Farewell, don’t @ me. Twitter will test a way to let you limit replies to your tweets

Farewell, don’t @ me. Twitter will test a way to let you limit replies to your tweets

Twitter has been on a long-term mission to overhaul how people have conversations on its platform, both to make them easier to follow and more engaging without turning toxic. That strategy is taking another big step forward this year, starting in Q1 with a new way for people to control conversations, by giving them four options to “tailor” their replies: anyone can reply, only those who a user follows can reply, only those tagged can reply, or setting a tweet to get no replies at all. (Goodbye, needing to make space for “don’t @me.”)
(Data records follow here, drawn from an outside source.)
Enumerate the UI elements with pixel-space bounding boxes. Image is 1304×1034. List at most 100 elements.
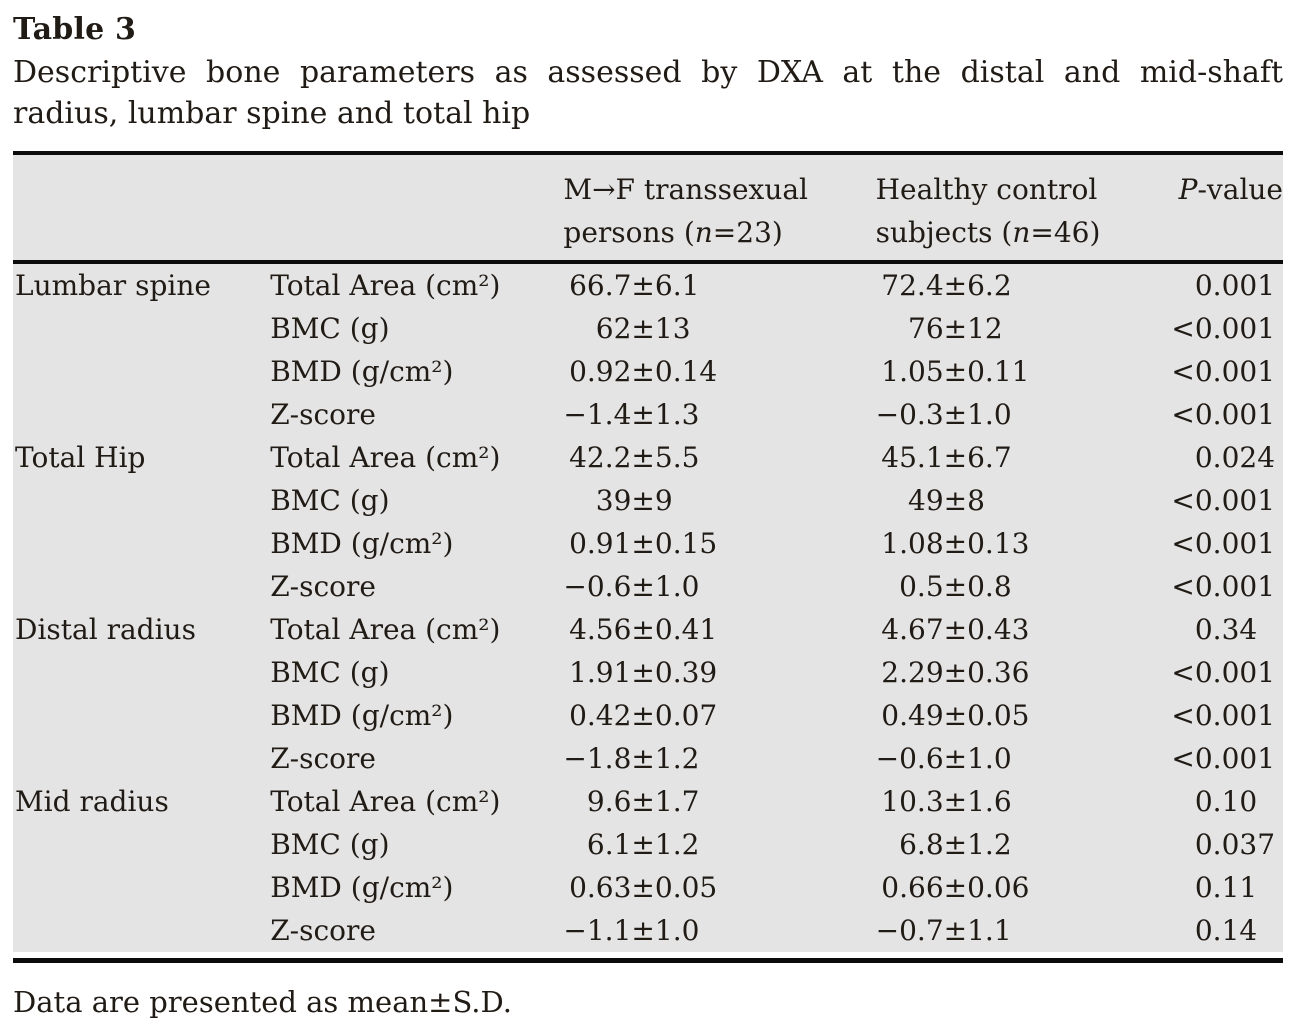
control-value-cell: 49±8 [908, 484, 985, 517]
group-label-cell [13, 350, 270, 393]
mf-value-cell: 62±13 [595, 312, 691, 345]
parameter-cell: BMD (g/cm²) [270, 871, 454, 904]
control-value-cell: 6.8±1.2 [899, 828, 1012, 861]
control-value-cell: −0.7±1.1 [875, 914, 1012, 947]
control-value-cell: −0.3±1.0 [875, 398, 1012, 431]
group-label-cell [13, 737, 270, 780]
p-value-cell: <0.001 [1171, 312, 1276, 345]
p-value-cell: 0.11 [1194, 871, 1258, 904]
column-header-control: Healthy control subjects (n=46) [875, 155, 1171, 264]
parameter-cell: Total Area (cm²) [270, 441, 501, 474]
mf-value-cell: 0.91±0.15 [569, 527, 718, 560]
p-value-cell: 0.037 [1194, 828, 1276, 861]
p-value-cell: <0.001 [1171, 570, 1276, 603]
mf-value-cell: −1.1±1.0 [563, 914, 700, 947]
control-value-cell: 0.5±0.8 [899, 570, 1012, 603]
control-value-cell: 76±12 [908, 312, 1003, 345]
parameter-cell: Z-score [270, 742, 376, 775]
table-row: Lumbar spine Total Area (cm²) 66.7±6.1 72.4… [13, 262, 1283, 307]
table-row: BMD (g/cm²) 0.91±0.15 1.08±0.13 <0.001 [13, 522, 1283, 565]
control-value-cell: 2.29±0.36 [881, 656, 1030, 689]
table-header: M→F transsexual persons (n=23) Healthy con… [13, 155, 1283, 264]
parameter-cell: BMC (g) [270, 656, 390, 689]
group-label-cell: Lumbar spine [15, 269, 211, 302]
control-value-cell: −0.6±1.0 [875, 742, 1012, 775]
mf-value-cell: 0.63±0.05 [569, 871, 718, 904]
control-value-cell: 0.66±0.06 [881, 871, 1030, 904]
p-value-cell: <0.001 [1171, 699, 1276, 732]
control-value-cell: 10.3±1.6 [881, 785, 1012, 818]
parameter-cell: Total Area (cm²) [270, 785, 501, 818]
group-label-cell [13, 694, 270, 737]
group-label-cell [13, 651, 270, 694]
p-value-cell: 0.001 [1194, 269, 1276, 302]
group-label-cell [13, 909, 270, 952]
table-row: BMC (g) 62±13 76±12 <0.001 [13, 307, 1283, 350]
table-row: BMD (g/cm²) 0.92±0.14 1.05±0.11 <0.001 [13, 350, 1283, 393]
table-top-rule [13, 151, 1283, 155]
bone-parameters-table: M→F transsexual persons (n=23) Healthy con… [13, 151, 1283, 963]
data-table: M→F transsexual persons (n=23) Healthy con… [13, 155, 1283, 952]
control-value-cell: 0.49±0.05 [881, 699, 1030, 732]
table-footnote: Data are presented as mean±S.D. [13, 985, 512, 1019]
group-label-cell [13, 479, 270, 522]
parameter-cell: Z-score [270, 398, 376, 431]
parameter-cell: BMD (g/cm²) [270, 699, 454, 732]
group-label-cell [13, 393, 270, 436]
mf-value-cell: −0.6±1.0 [563, 570, 700, 603]
group-label-cell: Mid radius [15, 785, 169, 818]
mf-value-cell: 0.92±0.14 [569, 355, 718, 388]
p-value-cell: 0.14 [1194, 914, 1258, 947]
table-bottom-gap [13, 952, 1283, 958]
table-shaded-area: M→F transsexual persons (n=23) Healthy con… [13, 155, 1283, 952]
p-value-cell: 0.024 [1194, 441, 1276, 474]
p-value-cell: 0.10 [1194, 785, 1258, 818]
mf-value-cell: 9.6±1.7 [586, 785, 700, 818]
table-row: BMD (g/cm²) 0.42±0.07 0.49±0.05 <0.001 [13, 694, 1283, 737]
control-value-cell: 4.67±0.43 [881, 613, 1030, 646]
mf-value-cell: 6.1±1.2 [586, 828, 700, 861]
mf-value-cell: 42.2±5.5 [569, 441, 700, 474]
p-value-cell: 0.34 [1194, 613, 1258, 646]
control-value-cell: 72.4±6.2 [881, 269, 1012, 302]
control-value-cell: 1.08±0.13 [881, 527, 1030, 560]
p-value-cell: <0.001 [1171, 484, 1276, 517]
group-label-cell: Total Hip [15, 441, 146, 474]
table-bottom-rule [13, 958, 1283, 963]
parameter-cell: BMC (g) [270, 828, 390, 861]
table-row: Mid radius Total Area (cm²) 9.6±1.7 10.3±1.… [13, 780, 1283, 823]
table-caption: Descriptive bone parameters as assessed … [13, 55, 1283, 131]
parameter-cell: Total Area (cm²) [270, 613, 501, 646]
column-header-region [13, 155, 271, 264]
table-row: Distal radius Total Area (cm²) 4.56±0.41 4.… [13, 608, 1283, 651]
group-label-cell [13, 307, 270, 350]
parameter-cell: BMC (g) [270, 312, 390, 345]
mf-value-cell: 0.42±0.07 [569, 699, 718, 732]
p-value-cell: <0.001 [1171, 742, 1276, 775]
mf-value-cell: 1.91±0.39 [569, 656, 718, 689]
control-value-cell: 45.1±6.7 [881, 441, 1012, 474]
group-label-cell [13, 522, 270, 565]
table-row: BMC (g) 6.1±1.2 6.8±1.2 0.037 [13, 823, 1283, 866]
table-row: Z-score −1.1±1.0 −0.7±1.1 0.14 [13, 909, 1283, 952]
table-body: Lumbar spine Total Area (cm²) 66.7±6.1 72.4… [13, 262, 1283, 952]
column-header-pvalue: P-value [1170, 155, 1283, 264]
mf-value-cell: −1.4±1.3 [563, 398, 700, 431]
group-label-cell: Distal radius [15, 613, 196, 646]
table-row: BMC (g) 1.91±0.39 2.29±0.36 <0.001 [13, 651, 1283, 694]
parameter-cell: Z-score [270, 570, 376, 603]
parameter-cell: Z-score [270, 914, 376, 947]
table-row: Z-score −1.8±1.2 −0.6±1.0 <0.001 [13, 737, 1283, 780]
table-row: Z-score −1.4±1.3 −0.3±1.0 <0.001 [13, 393, 1283, 436]
p-value-cell: <0.001 [1171, 656, 1276, 689]
parameter-cell: Total Area (cm²) [270, 269, 501, 302]
parameter-cell: BMD (g/cm²) [270, 527, 454, 560]
p-value-cell: <0.001 [1171, 355, 1276, 388]
mf-value-cell: 66.7±6.1 [569, 269, 700, 302]
control-value-cell: 1.05±0.11 [881, 355, 1030, 388]
mf-value-cell: 4.56±0.41 [569, 613, 718, 646]
table-row: BMD (g/cm²) 0.63±0.05 0.66±0.06 0.11 [13, 866, 1283, 909]
table-row: BMC (g) 39±9 49±8 <0.001 [13, 479, 1283, 522]
table-number: Table 3 [13, 12, 137, 47]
The plans were unveiled just this morning during CES in Las Vegas, where Twitter has been holding an event for media led by Kayvon Beykpour, VP of product at the company.
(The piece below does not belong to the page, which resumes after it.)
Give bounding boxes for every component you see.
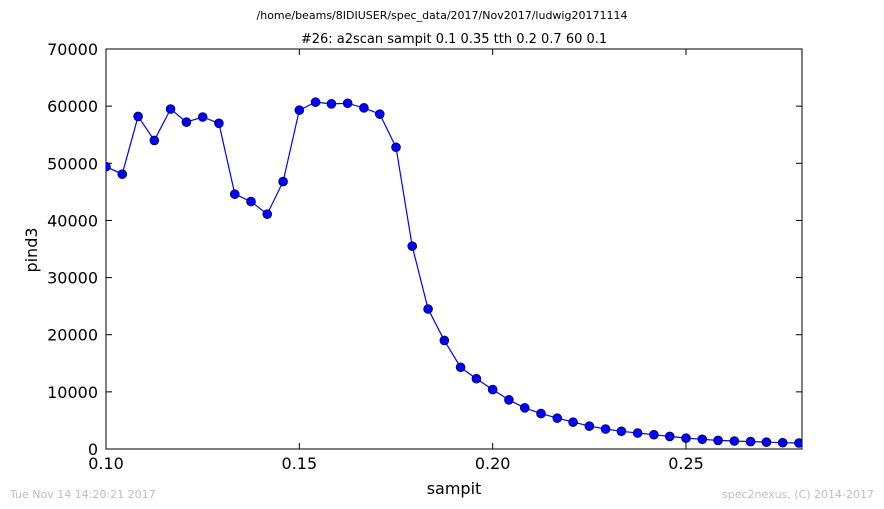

“The primary motivation is control,” he said today. “We want to build on the theme of authors getting more control and we’ve thought… that there are many analogs of how people have communications in life.”

(Of course you are unable to silence people from replying to you in person, but that’s another matter.”
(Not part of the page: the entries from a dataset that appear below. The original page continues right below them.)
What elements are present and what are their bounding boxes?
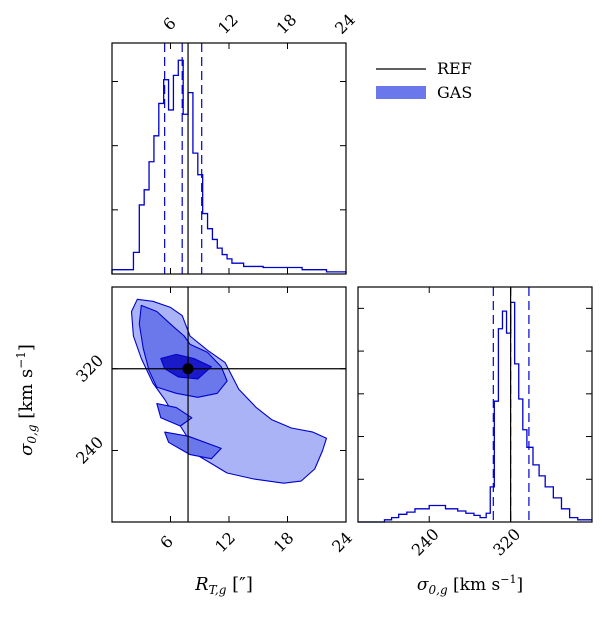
hist-rtg-xtick-label: 12 (214, 10, 242, 38)
hist-rtg-xtick-label: 6 (159, 14, 180, 35)
legend-gas-label: GAS (437, 83, 472, 102)
contour-ytick-label: 240 (72, 433, 107, 468)
hist-sigma-step (358, 301, 592, 523)
legend-gas-swatch (376, 86, 426, 99)
hist-rtg-xtick-label: 18 (273, 10, 301, 38)
hist-sigma-panel: 240 320 (357, 286, 593, 560)
hist-rtg-step (111, 59, 347, 274)
hist-rtg-xtick-label: 24 (331, 10, 359, 38)
y-axis-title: σ0,g [km s−1] (14, 344, 39, 456)
x-axis-title-right: σ0,g [km s−1] (417, 573, 523, 597)
contour-middle-1 (156, 402, 193, 427)
contour-panel: 6 12 18 24 240 320 (72, 286, 356, 556)
hist-sigma-xtick-label: 240 (408, 525, 443, 560)
contour-xtick-label: 12 (211, 528, 239, 556)
contour-xtick-label: 18 (270, 528, 298, 556)
contour-middle-0 (138, 304, 228, 398)
contour-xtick-label: 24 (328, 528, 356, 556)
hist-sigma-frame (357, 286, 593, 523)
x-axis-title-left: RT,g [″] (194, 574, 253, 597)
legend: REF GAS (376, 59, 472, 102)
hist-sigma-xtick-label: 320 (489, 525, 524, 560)
contour-xtick-label: 6 (156, 532, 177, 553)
hist-rtg-frame (111, 42, 347, 275)
contour-ytick-label: 320 (72, 351, 107, 386)
legend-ref-label: REF (437, 59, 472, 78)
hist-rtg-panel: 6 12 18 24 (111, 10, 359, 275)
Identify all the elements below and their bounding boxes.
The plans were laid out in more detail by Suzanne Xie, head of conversations for the platform, who said the feature builds on something the company launched in 2019, where users can hide replies.

“We thought, well ,what if we could actually put more control into the author’s hands before the fact? Give them really a way to control the conversation space, as they’re actually composing a tweet? So there’s a new project that we’re working on,” she said. “The reason we’re doing this is, if we think about what conversation means on Twitter. Right now, public conversation on Twitter is you tweet something everyone in the world will see and everyone can reply, or you can have a very private conversation in a DM. So there’s an entire spectrum of conversations that we don’t see on Twitter yet.”

Other areas that Twitter discussed at the event included more focus on Topics, which will be expanded and taken global, and with that more work on how people can create and share lists. Its NBA isocam will be used again this year to let users vote on their favorite players, and a similar new version, called the “stancam” will be created on the same principle for entertainment events. On the marketing front it will be building out more analytics and expending Twitter Surveys globally, as well as building a new platform, Launch, for marketers roll out new products and services for advertisers.

We’re going to be talking with the company later this morning and will update this news as we hear more.